Nachmittage der Einsamkeit

Tardes de soledad

Spanien/F/P 2024 · 131 min. · FSK: ab 16
Regie: Albert Serra
Drehbuch:
Kamera: Artur Tort
Schnitt: Albert Serra, Artur Tort
Tardes des soledad
Der schöne Reiz eines vielleicht grausamen Spiels...
(Foto: Filmgalerie 451)

Grausame Schönheit

Der lange Weg zum Sterben: Albert Serras faszinierender Dokumentarfilm »Tardes de Soledad« über den Kampf zwischen Stier und Matador ist pure Philosophie

»Denn bei allem, was wir tun, denken und fühlen, möchten wir manchmal bis zum Äußersten gehen. Der Wunsch wird in uns wach, die Grenzen zu über­schreiten, die uns gesetzt sind. ... Im Wider­spiel des Unmög­li­chen mit dem Möglichen erweitern wir unsere Möglich­keiten.« – Ingeborg Bachmann

»Im Äußersten jedoch sind wir entschlossen, zu bejahen, was unser Leben in Gefahr bringt.« – Georges Bataille

Zunächst sieht man Stolz und Einsam­keit. Den Stolz und die Einsam­keit eines Stiers. Noch steht er auf dem Feld, lange vor der Corrida. Er ist wach und konzen­triert. Kräftig steht er da, in seinem Revier.
Dann folgt ein Bild­schnitt und der Matador erscheint, verschwitzt, nach dem Kampf. In einem Auto mit seinen Helfern. Sein Gesicht ist leer. Es hat etwas post­ko­itales. Der Matador, er heißt Andrés Roca Rey, ist ein 28-jähriger Peruaner und in Spanien ein Star – aber dies alles ist nicht weiter wichtig für den Film, der um Grund­sätz­li­cheres kreist – dieser Matador sieht äußerlich uner­wartet knaben­haft aus, und seltsam unmänn­lich. Ein wenig ähnelt er Tom Cruise oder Tom Schilling. Und etwas von Tom Cruise wird ihn den ganzen Film über begleiten: Das Ungreif­bare, Diffuse, Chimäri­sche. Er ist nicht zu fassen, nicht zu erkunden. Vom Leben unberührt, zugleich »blutjung« und uralt.

+ + +

In diesem Film sehen wir Stiere. Und wir sehen Männer bei der Arbeit. Blut auf der Wäsche des Toreros. Eine Wunde an seinem Körper. Dann wieder Stille und Einsam­keit. Ritual, Anmut, Intimität.
Es gibt keine Totalen in diesem Film, nur Nahauf­nahmen oder allen­falls Halb­to­talen.
Dafür extreme Nähe: Das Schnauben des Bullen, das Stöhnen des Menschen...
Das außerhalb des Bildfelds liegende Publikum, das die Arena füllt, ist nur in der Tonspur präsent.
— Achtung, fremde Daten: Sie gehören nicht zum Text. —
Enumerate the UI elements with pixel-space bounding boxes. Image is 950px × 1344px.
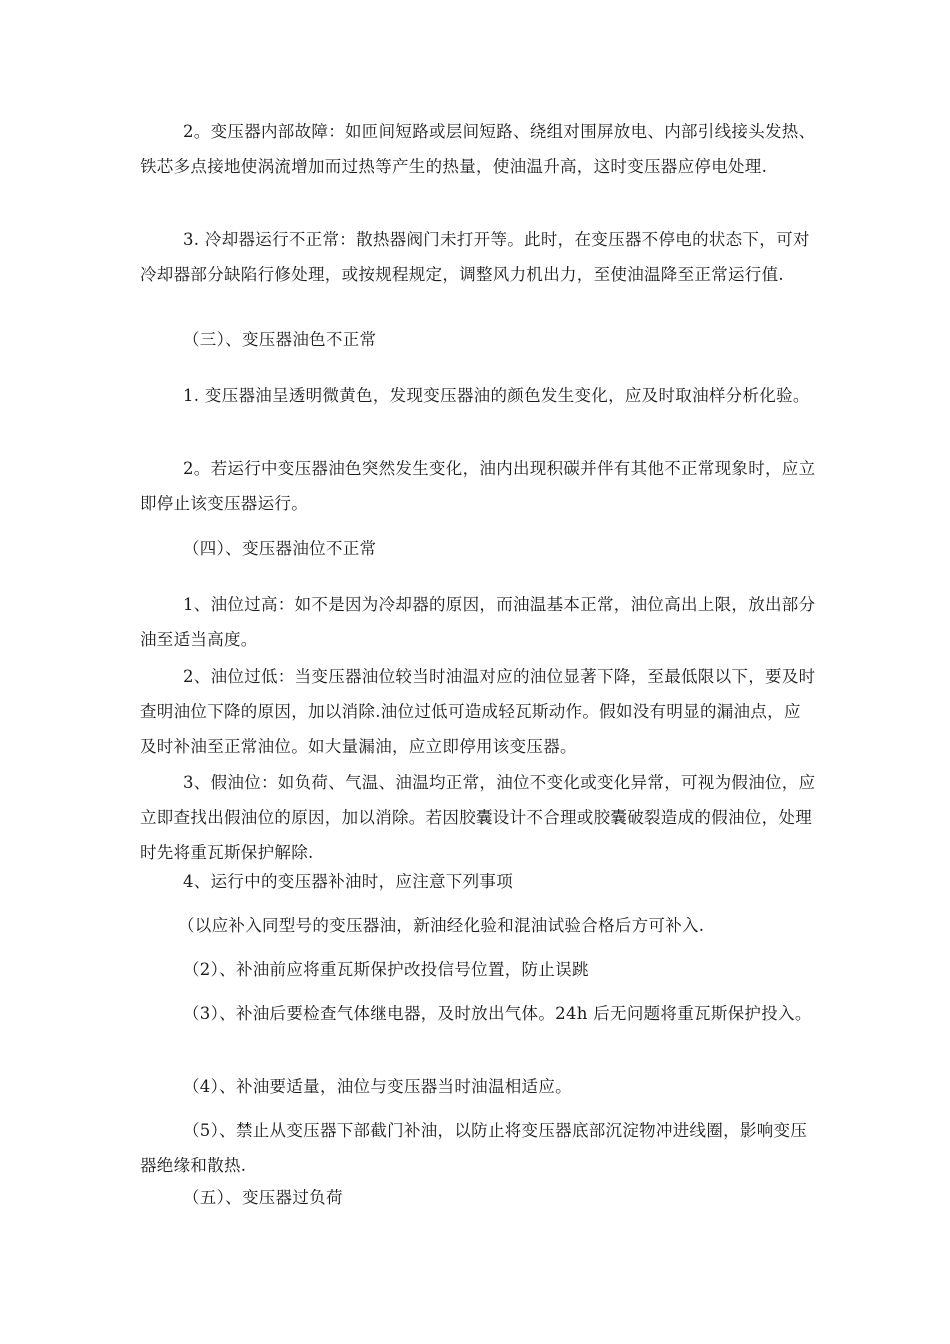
paragraph-oil-level-low: 2、油位过低：当变压器油位较当时油温对应的油位显著下降，至最低限以下，要及时查明油位下降的原因，加以消除.油位过低可造成轻瓦斯动作。假如没有明显的漏油点，应及时补油至正常油位。如大量漏油，应立即停用该变压器。 xyxy=(140,667,816,756)
paragraph-false-oil-level: 3、假油位：如负荷、气温、油温均正常，油位不变化或变化异常，可视为假油位，应立即查找出假油位的原因，加以消除。若因胶囊设计不合理或胶囊破裂造成的假油位，处理时先将重瓦斯保护解除. xyxy=(140,773,816,862)
paragraph-refill-item-3: （3）、补油后要检查气体继电器，及时放出气体。24h 后无问题将重瓦斯保护投入。 xyxy=(183,1004,812,1023)
paragraph-oil-level-high: 1、油位过高：如不是因为冷却器的原因，而油温基本正常，油位高出上限，放出部分油至适当高度。 xyxy=(140,595,816,649)
paragraph-refill-item-5: （5）、禁止从变压器下部截门补油，以防止将变压器底部沉淀物冲进线圈，影响变压器绝缘和散热. xyxy=(140,1121,808,1175)
paragraph-refill-item-4: （4）、补油要适量，油位与变压器当时油温相适应。 xyxy=(183,1077,572,1096)
heading-oil-level-abnormal: （四）、变压器油位不正常 xyxy=(183,539,377,558)
paragraph-oil-color-check: 1. 变压器油呈透明微黄色，发现变压器油的颜色发生变化，应及时取油样分析化验。 xyxy=(183,386,810,405)
paragraph-oil-refill-notes: 4、运行中的变压器补油时，应注意下列事项 xyxy=(183,872,513,891)
paragraph-oil-color-sudden-change: 2。若运行中变压器油色突然发生变化，油内出现积碳并伴有其他不正常现象时，应立即停止该变压器运行。 xyxy=(140,459,816,513)
heading-transformer-overload: （五）、变压器过负荷 xyxy=(183,1188,343,1207)
paragraph-refill-item-1: （以应补入同型号的变压器油，新油经化验和混油试验合格后方可补入. xyxy=(178,916,705,935)
paragraph-internal-fault: 2。变压器内部故障：如匝间短路或层间短路、绕组对围屏放电、内部引线接头发热、铁芯多点接地使涡流增加而过热等产生的热量，使油温升高，这时变压器应停电处理. xyxy=(140,122,816,176)
paragraph-cooler-abnormal: 3. 冷却器运行不正常：散热器阀门未打开等。此时，在变压器不停电的状态下，可对冷却器部分缺陷行修处理，或按规程规定，调整风力机出力，至使油温降至正常运行值. xyxy=(140,230,810,284)
paragraph-refill-item-2: （2）、补油前应将重瓦斯保护改投信号位置，防止误跳 xyxy=(183,960,589,979)
heading-oil-color-abnormal: （三）、变压器油色不正常 xyxy=(183,330,377,349)
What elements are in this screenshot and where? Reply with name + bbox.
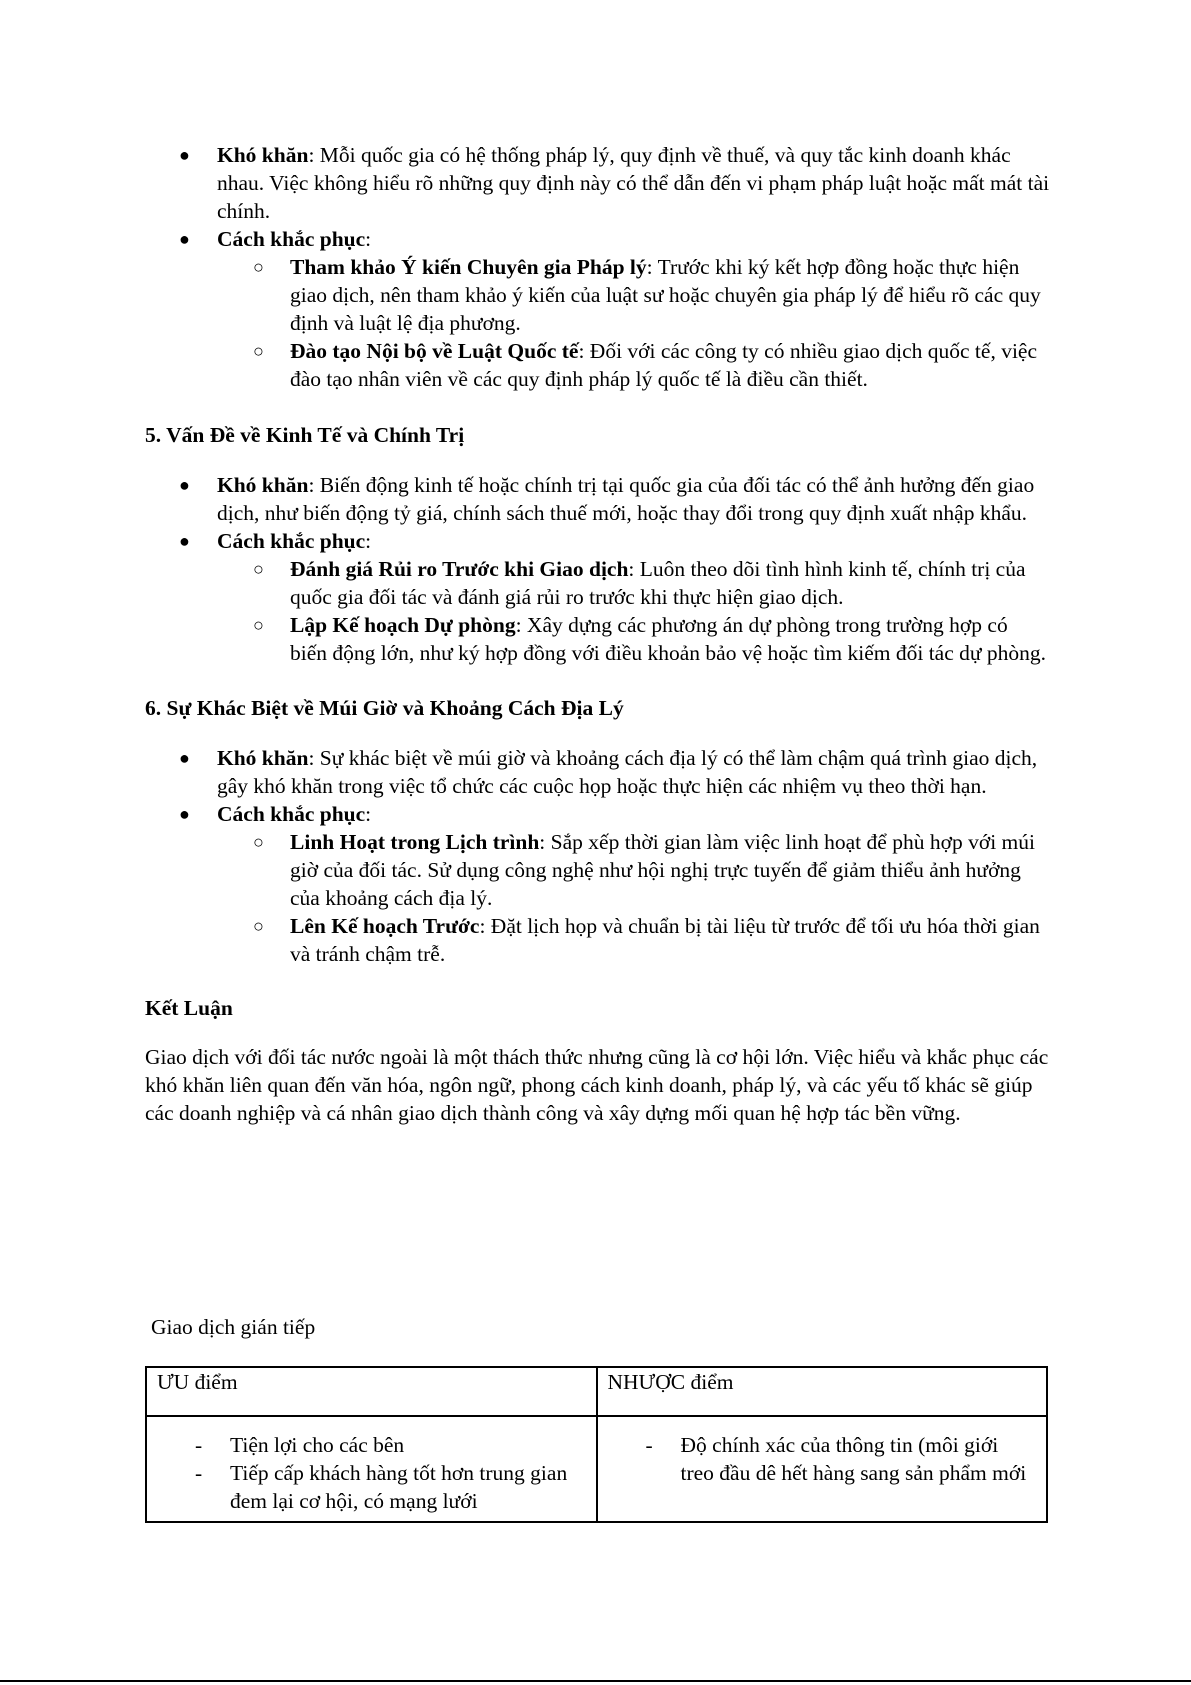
list-item: ● Cách khắc phục: [179,802,372,826]
sub-list-item [145,912,1050,968]
dash-bullet: - [645,1433,653,1457]
table-caption: Giao dịch gián tiếp [151,1315,316,1339]
item-text: : Luôn theo dõi tình hình kinh tế, chính trị của quốc gia đối tác và đánh giá rủi ro trước khi thực hiện giao dịch. [290,557,1026,609]
bullet-disc: ● [179,229,190,249]
pros-cell [146,1416,597,1522]
dash-bullet: - [195,1461,203,1485]
item-label: Tham khảo Ý kiến Chuyên gia Pháp lý [290,255,647,279]
item-text: : Sắp xếp thời gian làm việc linh hoạt để phù hợp với múi giờ của đối tác. Sử dụng công nghệ như hội nghị trực tuyến để giảm thiểu ảnh hưởng của khoảng cách địa lý. [290,830,1035,910]
item-label: Khó khăn [217,143,309,167]
sub-list-item [145,337,1050,393]
item-label: Cách khắc phục [217,227,366,251]
item-text: : Đối với các công ty có nhiều giao dịch quốc tế, việc đào tạo nhân viên về các quy định pháp lý quốc tế là điều cần thiết. [290,339,1037,391]
pros-item [147,1431,586,1459]
item-label: Lập Kế hoạch Dự phòng [290,613,516,637]
cons-cell [597,1416,1048,1522]
item-label: Cách khắc phục [217,802,366,826]
sub-list-item [145,253,1050,337]
bullet-disc: ● [179,748,190,768]
list-item: ● Cách khắc phục: [179,529,372,553]
list-item [145,744,1050,800]
bullet-circle: ○ [253,257,264,277]
bullet-disc: ● [179,475,190,495]
pros-item [147,1459,586,1515]
page-divider [0,1680,1191,1682]
sub-list-item [145,611,1050,667]
header-cons: NHƯỢC điểm [597,1367,1048,1416]
pros-text: Tiện lợi cho các bên [230,1433,405,1457]
bullet-circle: ○ [253,341,264,361]
bullet-circle: ○ [253,832,264,852]
list-item [145,141,1050,225]
bullet-circle: ○ [253,615,264,635]
table-row [146,1416,1047,1522]
item-text: : Xây dựng các phương án dự phòng trong trường hợp có biến động lớn, như ký hợp đồng với điều khoản bảo vệ hoặc tìm kiếm đối tác dự phòng. [290,613,1047,665]
cons-text: Độ chính xác của thông tin (môi giới treo đầu dê hết hàng sang sản phẩm mới [680,1433,1027,1485]
list-item: ● Cách khắc phục: [179,227,372,251]
dash-bullet: - [195,1433,203,1457]
item-text: : Sự khác biệt về múi giờ và khoảng cách địa lý có thể làm chậm quá trình giao dịch, gây khó khăn trong việc tổ chức các cuộc họp hoặc thực hiện các nhiệm vụ theo thời hạn. [217,746,1038,798]
sub-list-item [145,555,1050,611]
item-text: : Mỗi quốc gia có hệ thống pháp lý, quy định về thuế, và quy tắc kinh doanh khác nhau. Việc không hiểu rõ những quy định này có thể dẫn đến vi phạm pháp luật hoặc mất mát tài chính. [217,143,1050,223]
bullet-circle: ○ [253,916,264,936]
table-header-row [146,1367,1047,1416]
bullet-circle: ○ [253,559,264,579]
pros-cons-table [145,1366,1048,1523]
bullet-disc: ● [179,145,190,165]
cons-item [598,1431,1037,1487]
item-label: Khó khăn [217,473,309,497]
conclusion-paragraph: Giao dịch với đối tác nước ngoài là một thách thức nhưng cũng là cơ hội lớn. Việc hiểu và khắc phục các khó khăn liên quan đến văn hóa, ngôn ngữ, phong cách kinh doanh, pháp lý, và các yếu tố khác sẽ giúp các doanh nghiệp và cá nhân giao dịch thành công và xây dựng mối quan hệ hợp tác bền vững. [145,1045,1049,1125]
item-text: : Biến động kinh tế hoặc chính trị tại quốc gia của đối tác có thể ảnh hưởng đến giao dịch, như biến động tỷ giá, chính sách thuế mới, hoặc thay đổi trong quy định xuất nhập khẩu. [217,473,1035,525]
bullet-disc: ● [179,804,190,824]
header-pros: ƯU điểm [146,1367,597,1416]
conclusion-heading: Kết Luận [145,996,233,1020]
section-heading: 6. Sự Khác Biệt về Múi Giờ và Khoảng Cách Địa Lý [145,696,624,720]
item-label: Đào tạo Nội bộ về Luật Quốc tế [290,339,579,363]
list-item [145,471,1050,527]
item-text: : Đặt lịch họp và chuẩn bị tài liệu từ trước để tối ưu hóa thời gian và tránh chậm trễ. [290,914,1040,966]
document-body [145,141,1050,1127]
pros-text: Tiếp cấp khách hàng tốt hơn trung gian đem lại cơ hội, có mạng lưới [230,1461,568,1513]
item-label: Linh Hoạt trong Lịch trình [290,830,540,854]
bullet-disc: ● [179,531,190,551]
sub-list-item [145,828,1050,912]
item-label: Khó khăn [217,746,309,770]
item-label: Cách khắc phục [217,529,366,553]
item-text: : Trước khi ký kết hợp đồng hoặc thực hiện giao dịch, nên tham khảo ý kiến của luật sư hoặc chuyên gia pháp lý để hiểu rõ các quy định và luật lệ địa phương. [290,255,1041,335]
item-label: Lên Kế hoạch Trước [290,914,480,938]
section-heading: 5. Vấn Đề về Kinh Tế và Chính Trị [145,423,465,447]
item-label: Đánh giá Rủi ro Trước khi Giao dịch [290,557,629,581]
Dies ist eine der bemer­kens­wer­testen Facetten dieser anthro­po­lo­gi­schen Film-Unter­su­chung, die Albert Serra unter­nimmt: Seine Bilder verzichten völlig auf das Spektakel, und konzen­trieren sich ausschließ­lich auf den unglei­chen choreo­gra­fi­schen Tanz, den der Torero und der Stier in der Mitte der Arena aufführen.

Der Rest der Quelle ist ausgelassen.